One example: Together with your child, choose an hour to sort through their outgrown clothes or gently used toys and books. (Disclaimer: Suddenly a toy your kiddo has not touched in months, will likely become their most prized possession. It's par for the course !) Select items in good condition to pass along to children in need. With your mini in tow, drop off at a local shelter, Salvation Army or Goodwill. And explain: “Your outgrown clothes, toys and books will make another child so happy. I'm sure your favorite snow boots will keep their next owner extra cozy this winter. Thank you for sharing your things with a kid who really needs them.”

2. Give locally

By giving locally, kids can see firsthand how their time or dollars can make real change in their world. When they donate food they have picked out and purchased (with their Give dollars from allowance!) from the nearby grocery store to their local food pantry, they feed their neighbors in need.

When they give their time to walk in solidarity for social justice, they fight for equality in their communities and beyond. When they serve food at their nearby soup kitchens, they feed the hungry outside their doorsteps.

Giving locally allows young children to experience how their dollars, donations or service results in impactful change right in their own backyard.

3. Follow their passions to give

We can also encourage kids to give by harnessing their passions and interests and focusing on causes that are important to them.

Obsessed with animals? Explore a local farm sanctuary and help groom her generosity.

Adores the outdoors? Perhaps the Nature Conservancy can cultivate his giving.

Foodie in the making?
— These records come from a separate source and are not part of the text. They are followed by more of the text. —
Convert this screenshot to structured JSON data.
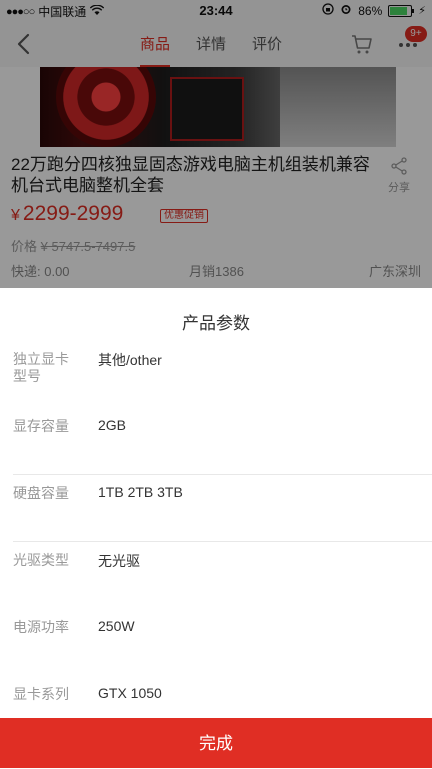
{
  "status_bar": {
    "carrier": "中国联通",
    "time": "23:44",
    "battery_percent": "86%",
    "battery_level": 0.86
  },
  "nav": {
    "tabs": [
      {
        "label": "商品",
        "active": true
      },
      {
        "label": "详情",
        "active": false
      },
      {
        "label": "评价",
        "active": false
      }
    ],
    "badge": "9+"
  },
  "product": {
    "title": "22万跑分四核独显固态游戏电脑主机组装机兼容机台式电脑整机全套",
    "share_label": "分享",
    "currency": "¥",
    "price_range": "2299-2999",
    "promo_tag": "优惠促销",
    "original_price_label": "价格",
    "original_price": "¥ 5747.5-7497.5",
    "shipping": "快递: 0.00",
    "monthly_sales": "月销1386",
    "location": "广东深圳"
  },
  "sheet": {
    "title": "产品参数",
    "params": [
      {
        "label": "独立显卡型号",
        "value": "其他/other"
      },
      {
        "label": "显存容量",
        "value": "2GB"
      },
      {
        "label": "硬盘容量",
        "value": "1TB 2TB 3TB"
      },
      {
        "label": "光驱类型",
        "value": "无光驱"
      },
      {
        "label": "电源功率",
        "value": "250W"
      },
      {
        "label": "显卡系列",
        "value": "GTX 1050"
      }
    ],
    "done_label": "完成"
  },
  "colors": {
    "accent": "#e02e24",
    "overlay": "rgba(0,0,0,0.4)"
  }
}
Feed America could whet her giving appetite.

By tapping into our children's inherent interests, it's easier, and more natural, for kids to get started giving.

The key to inspiring a lifetime of giving is to start early. From a very young age, children have strong instincts to share and help others. As parents, we need to capture this inherent generosity and sense of fairness and help our kids stretch their giving muscles in small, but meaningful ways. It's our job to provide kids the opportunities to give, and when they do, the happy feeling they get encourages them to do it again.

Let's come up with a way that we can help our neighbors in need or give to a cause we are passionate about. Do you have any ideas?